I would have expected that "git log --first-parent" would give you
the same "easy-to-read" history as a run of squached cherry-picks.

It of course takes some discipline to ensure that the first-parent
chain is kept meaningful, but "never merge, always cherry-pick the
merges of topics" also already takes some discipline, so I do not
see either workflow has much upside with respect to this point.

> I'm not saying I'm very happy with this workflow, it wasn't my decision.
> And in particular I'm not trying to argue which workflow is better than
> the other; all I'm saying is that there are teams who decide they want
> to cherry-pick merge commits, so git should continue to allow it. This
> is only in response to your earlier "If I were simplifying this, I would
> probably [...] disallow cherry-picking a merge".

Sure.
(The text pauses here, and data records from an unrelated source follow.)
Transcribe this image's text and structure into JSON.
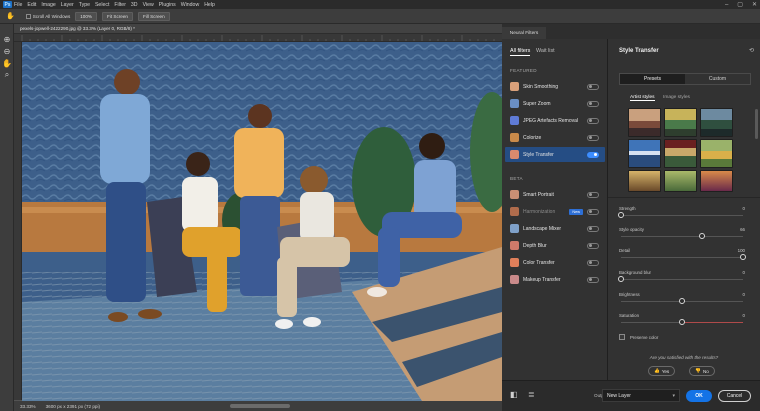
{
  "app": {
    "logo": "Ps"
  },
  "menubar": {
    "items": [
      "File",
      "Edit",
      "Image",
      "Layer",
      "Type",
      "Select",
      "Filter",
      "3D",
      "View",
      "Plugins",
      "Window",
      "Help"
    ]
  },
  "options_bar": {
    "scroll_all_windows": "Scroll All Windows",
    "zoom": "100%",
    "fit_screen": "Fit Screen",
    "fill_screen": "Fill Screen"
  },
  "document": {
    "tab_label": "pexels-jopwell-2422290.jpg @ 33.3% (Layer 0, RGB/8) *"
  },
  "status": {
    "zoom": "33.33%",
    "dimensions": "3600 px x 2391 px (72 ppi)"
  },
  "neural_filters": {
    "panel_tab": "Neural Filters",
    "tabs": {
      "all": "All filters",
      "wait": "Wait list"
    },
    "featured_heading": "FEATURED",
    "beta_heading": "BETA",
    "featured": [
      {
        "label": "Skin Smoothing",
        "on": false,
        "color": "#d9a07a"
      },
      {
        "label": "Super Zoom",
        "on": false,
        "color": "#6a8fc4"
      },
      {
        "label": "JPEG Artefacts Removal",
        "on": false,
        "color": "#5f7bd6"
      },
      {
        "label": "Colorize",
        "on": false,
        "color": "#c98a4a"
      },
      {
        "label": "Style Transfer",
        "on": true,
        "color": "#d98a6e"
      }
    ],
    "beta": [
      {
        "label": "Smart Portrait",
        "on": false,
        "color": "#c98f74",
        "dim": false,
        "badge": ""
      },
      {
        "label": "Harmonization",
        "on": false,
        "color": "#b06c4c",
        "dim": true,
        "badge": "New"
      },
      {
        "label": "Landscape Mixer",
        "on": false,
        "color": "#7fa1c9",
        "dim": false,
        "badge": ""
      },
      {
        "label": "Depth Blur",
        "on": false,
        "color": "#d07a6a",
        "dim": false,
        "badge": ""
      },
      {
        "label": "Color Transfer",
        "on": false,
        "color": "#e07f5a",
        "dim": false,
        "badge": ""
      },
      {
        "label": "Makeup Transfer",
        "on": false,
        "color": "#c98a8a",
        "dim": false,
        "badge": ""
      }
    ]
  },
  "style_transfer": {
    "title": "Style Transfer",
    "segments": {
      "presets": "Presets",
      "custom": "Custom"
    },
    "subtabs": {
      "artist": "Artist styles",
      "image": "Image styles"
    },
    "params": [
      {
        "label": "Strength",
        "value": "0",
        "level": 0
      },
      {
        "label": "Style opacity",
        "value": "66",
        "level": 0.66
      },
      {
        "label": "Detail",
        "value": "100",
        "level": 1.0
      },
      {
        "label": "Background blur",
        "value": "0",
        "level": 0
      },
      {
        "label": "Brightness",
        "value": "0",
        "level": 0.5
      },
      {
        "label": "Saturation",
        "value": "0",
        "level": 0.5
      }
    ],
    "preserve_color": "Preserve color",
    "satisfied": "Are you satisfied with the results?",
    "yes": "Yes",
    "no": "No"
  },
  "footer": {
    "output_label": "Output",
    "output_value": "New Layer",
    "ok": "OK",
    "cancel": "Cancel"
  }
}
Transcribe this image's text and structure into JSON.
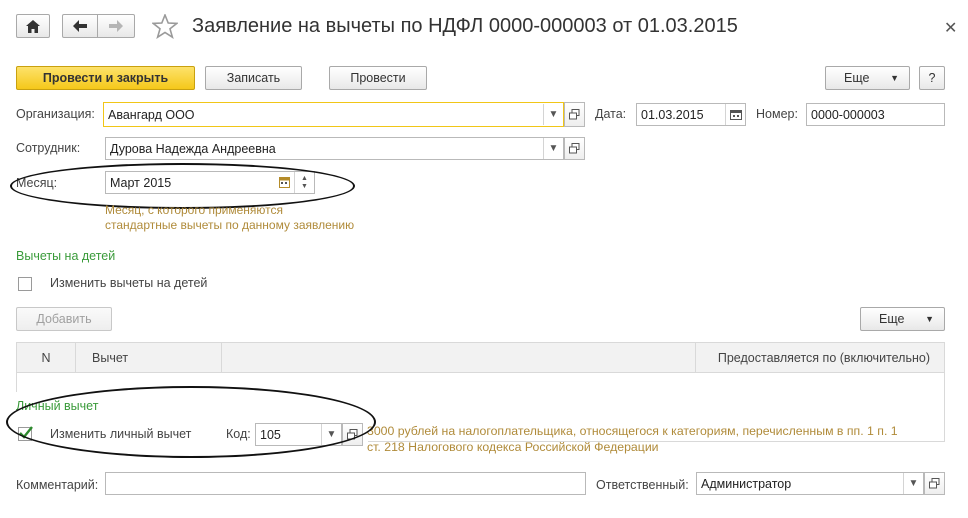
{
  "title": "Заявление на вычеты по НДФЛ 0000-000003 от 01.03.2015",
  "toolbar": {
    "post_close": "Провести и закрыть",
    "save": "Записать",
    "post": "Провести",
    "more": "Еще",
    "help": "?"
  },
  "organization": {
    "label": "Организация:",
    "value": "Авангард ООО"
  },
  "date": {
    "label": "Дата:",
    "value": "01.03.2015"
  },
  "number": {
    "label": "Номер:",
    "value": "0000-000003"
  },
  "employee": {
    "label": "Сотрудник:",
    "value": "Дурова Надежда Андреевна"
  },
  "month": {
    "label": "Месяц:",
    "value": "Март 2015",
    "hint_line1": "Месяц, с которого применяются",
    "hint_line2": "стандартные вычеты по данному заявлению"
  },
  "children": {
    "section_title": "Вычеты на детей",
    "change_label": "Изменить вычеты на детей",
    "add_button": "Добавить",
    "more_button": "Еще",
    "columns": {
      "n": "N",
      "deduction": "Вычет",
      "until": "Предоставляется по (включительно)"
    }
  },
  "personal": {
    "section_title": "Личный вычет",
    "change_label": "Изменить личный вычет",
    "code_label": "Код:",
    "code_value": "105",
    "desc_line1": "3000 рублей на налогоплательщика, относящегося к категориям, перечисленным в пп. 1 п. 1",
    "desc_line2": "ст. 218 Налогового кодекса Российской Федерации"
  },
  "comment": {
    "label": "Комментарий:",
    "value": ""
  },
  "responsible": {
    "label": "Ответственный:",
    "value": "Администратор"
  },
  "colors": {
    "accent_yellow": "#f5c81a",
    "section_green": "#3a9b3a",
    "hint_brown": "#b08b3a"
  }
}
I thought it was fairly obvious to everybody that I was not
"simplifying this", at least unilaterally, so raising a concern like
you did was the right thing ;-).

> (Side note: my main gripe about cherry-picking in general is, of course,
> that it makes it impossible to use "git branch --contains" or "git tag
> --contains" to find out which releases contain a given bug fix; but
> that's a problem no matter whether you cherry-pick the merge commit, or
> replay the branch on maint and merge it there again.)

Correct for the "cherry-picking", but not necessarily for a "rebase
and merge".

You can have (1) a "fix" based on the "main", and (2) the backport
of the same "fix" rebased on the "maint", the latter of which has
likely been spawned after the former was merged to "main".  You can
merge the "rebased fix" to the "maint" *as well as* to the "main".

If we think about it, that is a natural thing to do.  By rebasing
"fix" to "maint" to create "rebased fix", we are "correcting" an
earlier mistake of basing the fix on a wrong (iow, too recent)
point, so after such a rebase, we treat the rebased result as the
primary thing.

After that, "contains" will do the right thing for the "rebased
fix", which is now the primary fix, and shows both "main" and
"maint" has it.

Of course, a project can choose to adopt a workflow that refuses to
obtain such a benefit (presumably for other reasons that gives
benefits that outweigh the "sigh, we cannot merge but have to
cherry-pick, with all the inconveniences").